Recently a friend of mine expressed concern about becoming a mom for the first time. She said she was nervous and didn't know why. She isn't pregnant yet, but her husband is ready and she just doesn't know yet. I can understand that. It's definitely life changing. But it also prompted me to think about all the positive things that come with becoming a mom, and why no time is the right time.
I couldn't imagine life without Molly. Sure, if we didn't have her I would probably be drunk at Anna Liffey's right now, but I also won't wake up with a hangover and instead will have her cuddling with me and kissing my cheek when I wake up. I also enjoyed a tasty homemade Shepard's Pie instead of a not so tasty corned beef sandwich from a chaffing dish. Yum. Sure the first few weeks and months are tough.....or so we thought. Now as she is learning to climb and says new words each day I realize the battle has just begun. I long for the days when she fell asleep on my chest, and realized how much I missed that when I got to "bounce" Haley H. to sleep on our ski weekend. 4 songs and the bounce and she was out. Made me think, maybe I don't want to wait until after session/Disney/Wine convention to get pregnant again....as it was I felt like we kept pushing the date our further and further. But it seemed to make sense.

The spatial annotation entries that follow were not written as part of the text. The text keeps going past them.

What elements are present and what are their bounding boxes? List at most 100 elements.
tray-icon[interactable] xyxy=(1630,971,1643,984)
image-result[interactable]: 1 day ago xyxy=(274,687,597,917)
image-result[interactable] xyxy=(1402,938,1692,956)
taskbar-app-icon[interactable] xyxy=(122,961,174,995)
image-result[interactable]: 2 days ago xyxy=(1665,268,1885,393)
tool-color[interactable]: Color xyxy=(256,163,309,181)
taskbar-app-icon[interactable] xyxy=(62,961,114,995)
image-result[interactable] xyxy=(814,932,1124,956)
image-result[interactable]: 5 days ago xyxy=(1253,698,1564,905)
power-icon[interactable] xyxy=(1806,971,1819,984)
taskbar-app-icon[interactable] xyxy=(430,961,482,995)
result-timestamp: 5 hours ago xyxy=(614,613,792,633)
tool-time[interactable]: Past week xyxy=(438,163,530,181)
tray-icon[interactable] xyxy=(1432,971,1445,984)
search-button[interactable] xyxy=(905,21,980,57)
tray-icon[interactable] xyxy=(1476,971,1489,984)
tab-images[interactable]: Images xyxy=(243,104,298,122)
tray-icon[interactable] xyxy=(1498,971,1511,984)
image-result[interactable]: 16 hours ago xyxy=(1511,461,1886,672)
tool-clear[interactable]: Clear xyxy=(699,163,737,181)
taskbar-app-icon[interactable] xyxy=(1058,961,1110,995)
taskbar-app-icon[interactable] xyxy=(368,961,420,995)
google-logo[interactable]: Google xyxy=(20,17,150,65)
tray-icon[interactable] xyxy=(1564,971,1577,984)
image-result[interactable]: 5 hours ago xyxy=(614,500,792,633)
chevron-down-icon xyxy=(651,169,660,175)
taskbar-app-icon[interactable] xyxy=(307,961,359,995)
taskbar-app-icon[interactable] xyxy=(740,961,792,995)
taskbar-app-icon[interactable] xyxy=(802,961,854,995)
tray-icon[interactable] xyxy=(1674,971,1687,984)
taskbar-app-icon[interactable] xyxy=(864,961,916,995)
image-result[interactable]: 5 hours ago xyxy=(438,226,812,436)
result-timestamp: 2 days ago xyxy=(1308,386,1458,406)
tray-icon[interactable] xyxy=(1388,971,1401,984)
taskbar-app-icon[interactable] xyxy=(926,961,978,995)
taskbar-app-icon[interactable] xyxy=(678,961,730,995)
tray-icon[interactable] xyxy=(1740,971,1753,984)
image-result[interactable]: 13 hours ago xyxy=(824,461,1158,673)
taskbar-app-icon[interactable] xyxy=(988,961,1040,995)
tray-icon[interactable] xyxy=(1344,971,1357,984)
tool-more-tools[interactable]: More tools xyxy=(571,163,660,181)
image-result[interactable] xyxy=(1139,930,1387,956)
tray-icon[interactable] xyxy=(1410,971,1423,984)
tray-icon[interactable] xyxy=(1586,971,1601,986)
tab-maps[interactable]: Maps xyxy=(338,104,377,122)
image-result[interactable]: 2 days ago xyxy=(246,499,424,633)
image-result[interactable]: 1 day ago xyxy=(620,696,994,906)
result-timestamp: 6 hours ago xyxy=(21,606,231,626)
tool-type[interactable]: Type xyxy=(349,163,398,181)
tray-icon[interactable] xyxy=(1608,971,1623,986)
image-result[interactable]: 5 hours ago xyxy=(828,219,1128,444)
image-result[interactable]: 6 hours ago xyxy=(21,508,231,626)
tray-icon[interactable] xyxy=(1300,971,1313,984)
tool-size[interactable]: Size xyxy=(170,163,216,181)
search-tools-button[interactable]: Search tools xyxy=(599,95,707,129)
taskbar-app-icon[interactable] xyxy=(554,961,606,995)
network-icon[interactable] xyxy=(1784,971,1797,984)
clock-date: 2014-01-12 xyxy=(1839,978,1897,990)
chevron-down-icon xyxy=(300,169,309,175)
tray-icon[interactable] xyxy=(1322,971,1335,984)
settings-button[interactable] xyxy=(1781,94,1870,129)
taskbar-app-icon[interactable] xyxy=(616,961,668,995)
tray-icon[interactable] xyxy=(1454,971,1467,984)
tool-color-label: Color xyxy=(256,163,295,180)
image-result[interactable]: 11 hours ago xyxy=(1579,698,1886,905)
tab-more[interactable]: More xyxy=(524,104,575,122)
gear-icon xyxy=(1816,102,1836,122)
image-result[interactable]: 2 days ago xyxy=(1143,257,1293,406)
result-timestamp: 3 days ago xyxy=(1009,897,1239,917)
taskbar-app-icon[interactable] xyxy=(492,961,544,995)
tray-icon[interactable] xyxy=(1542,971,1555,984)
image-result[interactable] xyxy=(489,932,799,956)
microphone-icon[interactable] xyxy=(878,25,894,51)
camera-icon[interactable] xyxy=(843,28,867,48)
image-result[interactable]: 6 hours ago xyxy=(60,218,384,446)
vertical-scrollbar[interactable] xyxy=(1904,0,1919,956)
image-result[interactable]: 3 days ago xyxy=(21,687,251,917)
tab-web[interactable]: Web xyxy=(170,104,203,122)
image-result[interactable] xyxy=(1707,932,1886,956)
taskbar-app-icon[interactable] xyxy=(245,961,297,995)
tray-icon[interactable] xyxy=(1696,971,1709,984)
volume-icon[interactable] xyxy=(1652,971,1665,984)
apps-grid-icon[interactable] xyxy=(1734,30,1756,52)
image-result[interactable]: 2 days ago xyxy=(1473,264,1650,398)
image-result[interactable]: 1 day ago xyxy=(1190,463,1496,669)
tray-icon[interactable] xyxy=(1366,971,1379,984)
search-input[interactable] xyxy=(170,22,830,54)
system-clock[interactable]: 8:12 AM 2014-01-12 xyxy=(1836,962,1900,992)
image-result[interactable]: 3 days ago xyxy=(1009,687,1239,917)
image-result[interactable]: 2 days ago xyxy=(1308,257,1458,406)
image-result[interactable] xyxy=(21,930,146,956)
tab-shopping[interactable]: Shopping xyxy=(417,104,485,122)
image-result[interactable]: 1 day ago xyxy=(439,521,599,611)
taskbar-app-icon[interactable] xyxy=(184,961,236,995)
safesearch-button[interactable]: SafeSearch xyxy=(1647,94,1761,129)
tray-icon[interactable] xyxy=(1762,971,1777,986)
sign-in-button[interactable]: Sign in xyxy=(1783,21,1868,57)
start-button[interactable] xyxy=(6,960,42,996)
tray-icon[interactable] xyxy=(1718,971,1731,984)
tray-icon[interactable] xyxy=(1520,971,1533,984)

I am a planner. I like to plan things. It's what I do. But some things can't be planned, and trying to can just make your life more difficult. And now I wish I didn't think so much because if I hadn't thought about it I probably would be having a baby sooner rather than much later. I was ready last summer, but wanted to wait until we got the year mark. Then I had gallbladder surgery, on hold for at least 2-3 months post op. I know I'm kind of jumping the gun, but the long and short of all this is that I have to go to the doctor again next week because I am pretty sure I have a hernia. Not sure if it is from the scar tissue from the gallbladder surgery, but once the nurse on the phone asked me if I had one, I did a little research and sure enough I'd be surprised if they tell me I don't. Which means I may need another surgery. I know I shouldn't speculate until after I see the doctor, but from what I've read it means either being pregnant with a hernia and possible bedrest and serious pain or having surgery and waiting up to a year before trying to have another baby only to have the risk of the hernia re-occuring because the mesh they use doesn't expand and then I would have to have another surgery. Like I said, going to the doctor on the 18th and I'm trying not to worry but can't help it. And it's not even the surgery that's bothering so much as it is messing up my plans. I hate when plans get messed up.
So the long and short....yes, having a baby will change your life. But you can't plan. You just have to make a guess at what might work for you and things will take care of themselves.